Tale misura di sicurezza – originariamente disciplinata dall’art. 12-sexies del DL 306/1992, poi confluito nel citato art. 240-bis – è finalizzata a impedire l’accumulo di ricchezze di matrice delittuosa, con la quale si è inteso collegare la provenienza dei beni o delle utilità non già al singolo episodio per il quale è intervenuta la condanna bensì all’accettata consumazione di uno dei reati “spia”, unitamente alla disponibilità, in capo al soggetto, di denaro, beni o altre utilità, che non trovino giustificazione in relazione al reddito percepito.
Più di recente, le Sezioni Unite, risolvendo una questione controversa riguardante la confisca ora prevista dall’art. 240-bis c.p. (definita “atipica”, “allargata” o “estesa”, per distinguerla dalle altre ipotesi di confisca obbligatoria), ne ha ribadito la natura di misura di sicurezza patrimoniale (Cass. SS.UU. n. 27421/2021), traendo giustificazione dalla presunzione relativa di accumulo di ricchezza illecita da parte del soggetto condannato penalmente.

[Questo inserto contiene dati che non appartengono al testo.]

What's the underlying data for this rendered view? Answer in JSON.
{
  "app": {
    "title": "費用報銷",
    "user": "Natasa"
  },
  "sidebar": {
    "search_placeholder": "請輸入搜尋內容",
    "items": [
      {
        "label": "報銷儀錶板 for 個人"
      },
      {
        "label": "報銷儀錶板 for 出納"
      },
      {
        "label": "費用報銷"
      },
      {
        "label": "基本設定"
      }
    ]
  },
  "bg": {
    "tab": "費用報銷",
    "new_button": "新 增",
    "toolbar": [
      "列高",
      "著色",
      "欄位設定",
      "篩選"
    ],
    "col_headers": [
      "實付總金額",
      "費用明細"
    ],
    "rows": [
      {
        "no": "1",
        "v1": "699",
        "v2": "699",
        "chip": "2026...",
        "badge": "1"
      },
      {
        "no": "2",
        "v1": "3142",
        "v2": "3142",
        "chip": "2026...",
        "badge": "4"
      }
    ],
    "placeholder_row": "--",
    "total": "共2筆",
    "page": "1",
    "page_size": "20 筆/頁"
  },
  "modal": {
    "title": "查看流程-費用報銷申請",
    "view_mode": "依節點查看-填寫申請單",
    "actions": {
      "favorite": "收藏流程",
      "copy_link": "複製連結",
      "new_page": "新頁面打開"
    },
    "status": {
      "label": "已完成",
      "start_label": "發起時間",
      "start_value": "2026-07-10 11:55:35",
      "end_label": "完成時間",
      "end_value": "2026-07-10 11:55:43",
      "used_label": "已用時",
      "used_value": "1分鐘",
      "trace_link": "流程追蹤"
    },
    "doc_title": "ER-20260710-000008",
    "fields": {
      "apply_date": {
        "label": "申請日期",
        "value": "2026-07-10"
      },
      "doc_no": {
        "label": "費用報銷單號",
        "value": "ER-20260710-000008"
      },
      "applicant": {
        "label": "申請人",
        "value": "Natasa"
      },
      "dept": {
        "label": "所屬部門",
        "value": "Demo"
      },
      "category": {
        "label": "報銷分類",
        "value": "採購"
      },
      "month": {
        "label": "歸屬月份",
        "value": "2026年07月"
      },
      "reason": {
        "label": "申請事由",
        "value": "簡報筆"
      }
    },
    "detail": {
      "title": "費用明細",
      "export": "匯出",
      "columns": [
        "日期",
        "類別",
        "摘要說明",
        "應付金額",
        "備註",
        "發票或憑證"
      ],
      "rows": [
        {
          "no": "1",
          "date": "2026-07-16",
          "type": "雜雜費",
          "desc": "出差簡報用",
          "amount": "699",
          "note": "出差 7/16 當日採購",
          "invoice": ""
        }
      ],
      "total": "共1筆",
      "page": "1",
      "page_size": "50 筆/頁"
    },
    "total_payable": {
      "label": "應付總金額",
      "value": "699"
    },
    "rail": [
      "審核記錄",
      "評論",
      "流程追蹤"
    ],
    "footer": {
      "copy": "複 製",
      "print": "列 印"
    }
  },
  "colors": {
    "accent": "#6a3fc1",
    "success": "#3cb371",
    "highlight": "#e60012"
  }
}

Proprio per tale natura, è da tempo consolidato il principio secondo il quale anche tale confisca, come le altre misure di sicurezza, è applicabile nei confronti di chi sia stato condannato per reati commessi prima dell’entrata in vigore della norma che la disciplina, in quanto l’istituto non è soggetto al principio di irretroattività della norma penale di cui all’art. 25 Cost. e all’art. 2 c.p., quanto piuttosto alla disposizione dell’art. 200 c.p., applicabile alla confisca per il richiamo operato dall’art. 236 c.p., secondo la quale le misure di sicurezza sono regolate dalla legge vigente al momento della loro applicazione perché postulano la valutazione in termini di attualità della pericolosità sociale, da ricostruire in base alla legislazione in quel momento vigente, pur se entrata in vigore in epoca successiva al sorgere della pericolosità, o all’acquisizione dei cespiti patrimoniali oggetto di ablazione (così Cass. n. 10887/2012).
Ribadito che il principio di irretroattività opera solo con riguardo alle confische aventi natura sanzionatoria, estranea alla confisca allargata, si è affermato che essa può essere ordinata anche in relazione a cespiti acquisiti in epoca anteriore all’entrata in vigore delle disposizioni che l’hanno istituita (Cass. n. 56374/2018).
Viene, infine, evidenziato come sia un’eccezione rispetto a tali principi la confisca allargata prevista per i reati tributari dall’art. 12-ter del DLgs. 74/2000, introdotto dal DL 124/2019. Secondo quanto disposto dall’art. 39 comma 1-bis di tale decreto legge, le nuove disposizioni “si applicano esclusivamente alle condotte poste in essere successivamente alla data di entrata in vigore della legge di conversione” e dunque dal 25 dicembre 2019.